Whereas hurricane rain usually comes in waves, raining hard when the arms of the storm pass overhead and letting up in between, in Dickinson there was no let up. It just kept raining.
It started Friday. It was coming down hard on Saturday.
At 3:30am Sunday morning, Bert texted, “We’re screwed. Flooding in garage and sewing room. Worse next door.”
Trudy texted back, “Will you need to get out? Can you get out? Just saw the radar.”
“There’s no getting out,” said Bert.
2. Fast Rising Water
When Dickinson Bayou rose out of its banks, the water came quickly. Bert was shocked how fast it was moving across their yard.
He later said he went next door and told the boys to save whatever they could, because it was going to come into the houses. There were stacks of books in cardboard boxes warehoused there and photos and family heirlooms. Bert rushed to put valuables in plastic bins on top of the stacks to keep them dry.
Across the street at the La Vita Bella retirement home, where Trudy and Bert’s mom Faye was living, the staff and the dozen or so elderly residents were in trouble.
Despite an extensive prewritten, 100+ page emergency plan that included detailed hurricane evacuation procedures, city emergency services told the staff to stay put. But no one, including emergency services, anticipated this much rain falling this fast and this scale of flash flooding.
3. Emergency
Once the water started coming in, it was 10-15 minutes before wheelchair-bound women were up to their waists. You might have seen tweet that went viral or read the story later.
They thought they were going to die.
The staff and the residents were in the front room waiting for help that didn’t come and didn’t come. A firetruck was on the way but couldn’t get thru. A helicopter was on the way but showed up at the wrong place.
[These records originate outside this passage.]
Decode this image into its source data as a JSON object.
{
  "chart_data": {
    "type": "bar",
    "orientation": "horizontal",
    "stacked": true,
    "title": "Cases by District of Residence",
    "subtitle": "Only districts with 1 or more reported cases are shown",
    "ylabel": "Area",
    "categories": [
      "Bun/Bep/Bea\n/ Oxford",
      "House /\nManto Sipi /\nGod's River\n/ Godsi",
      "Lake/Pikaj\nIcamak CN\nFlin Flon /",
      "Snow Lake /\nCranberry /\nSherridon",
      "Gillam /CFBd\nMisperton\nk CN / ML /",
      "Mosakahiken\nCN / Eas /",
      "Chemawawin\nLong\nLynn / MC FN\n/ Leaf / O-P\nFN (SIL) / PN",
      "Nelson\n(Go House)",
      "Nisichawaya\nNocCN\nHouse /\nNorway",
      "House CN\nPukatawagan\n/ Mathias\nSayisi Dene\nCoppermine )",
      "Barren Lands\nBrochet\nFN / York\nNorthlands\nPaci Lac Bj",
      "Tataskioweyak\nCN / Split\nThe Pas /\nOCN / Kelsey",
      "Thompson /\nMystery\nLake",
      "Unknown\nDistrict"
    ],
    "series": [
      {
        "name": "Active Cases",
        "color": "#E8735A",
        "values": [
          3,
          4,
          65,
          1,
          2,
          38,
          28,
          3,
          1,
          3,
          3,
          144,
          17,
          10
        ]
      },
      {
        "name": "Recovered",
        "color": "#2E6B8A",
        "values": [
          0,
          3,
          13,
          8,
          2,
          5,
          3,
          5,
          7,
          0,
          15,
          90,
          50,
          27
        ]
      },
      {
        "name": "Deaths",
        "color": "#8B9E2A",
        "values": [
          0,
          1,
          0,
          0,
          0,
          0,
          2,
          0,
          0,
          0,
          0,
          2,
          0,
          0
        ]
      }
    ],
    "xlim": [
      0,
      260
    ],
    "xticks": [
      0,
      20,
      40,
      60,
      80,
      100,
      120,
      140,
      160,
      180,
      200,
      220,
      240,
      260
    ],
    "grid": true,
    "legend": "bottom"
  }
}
The morning after the worst of the storm, Bert waded down to Pine Drive to see if he could flag down help. There was no help to flag down.
He went back to the La Vita Bella. He lifted his mom out of her wheelchair onto the back of a couch, trying to get Faye partially out of the water. He was there when a National Guard truck finally got there.
The residents were all taken to Mainland Medical Center in Texas City. Faye had a core body temperature of 92 degrees when they admitted her.
4. Losing Everything
On Oak Street the water had risen above the top of the toilet bowls. The water was thick and brown.
The furniture was lost. A trunk of photos and memorabilia from several generations. The cars in the driveways. The truck in the garage. The clothes in the closets. Everything on lower shelves. The flooring. The doors. The walls. Wiring. Fans. Amps. Stereos. All destroyed.
And his plastic bins, too. Saturated by the water, the towers of cardboard boxes tipped and fell over, dumping the bins with Bert’s valuable books into a mass of soaking slime.
The morning after. The week after. The weeks. The month. The months. What do you do?
The houses are a wreck — torn down to the slab and studs. Everything’s gone. Drywall, paneling, flooring, furniture, appliances, books, dolls, everything imaginable tossed onto tall heaps running along the streets of Dickinson and all around Houston, too.
What do you do?
Yes. Faye and the staff and all the other residents were rescued. Yes. Bert and Jeanni and the boys are safe. They found dry places to stay. And the cats and the snakes and the turtle.
Just what is next, and how do are you supposed to get to it?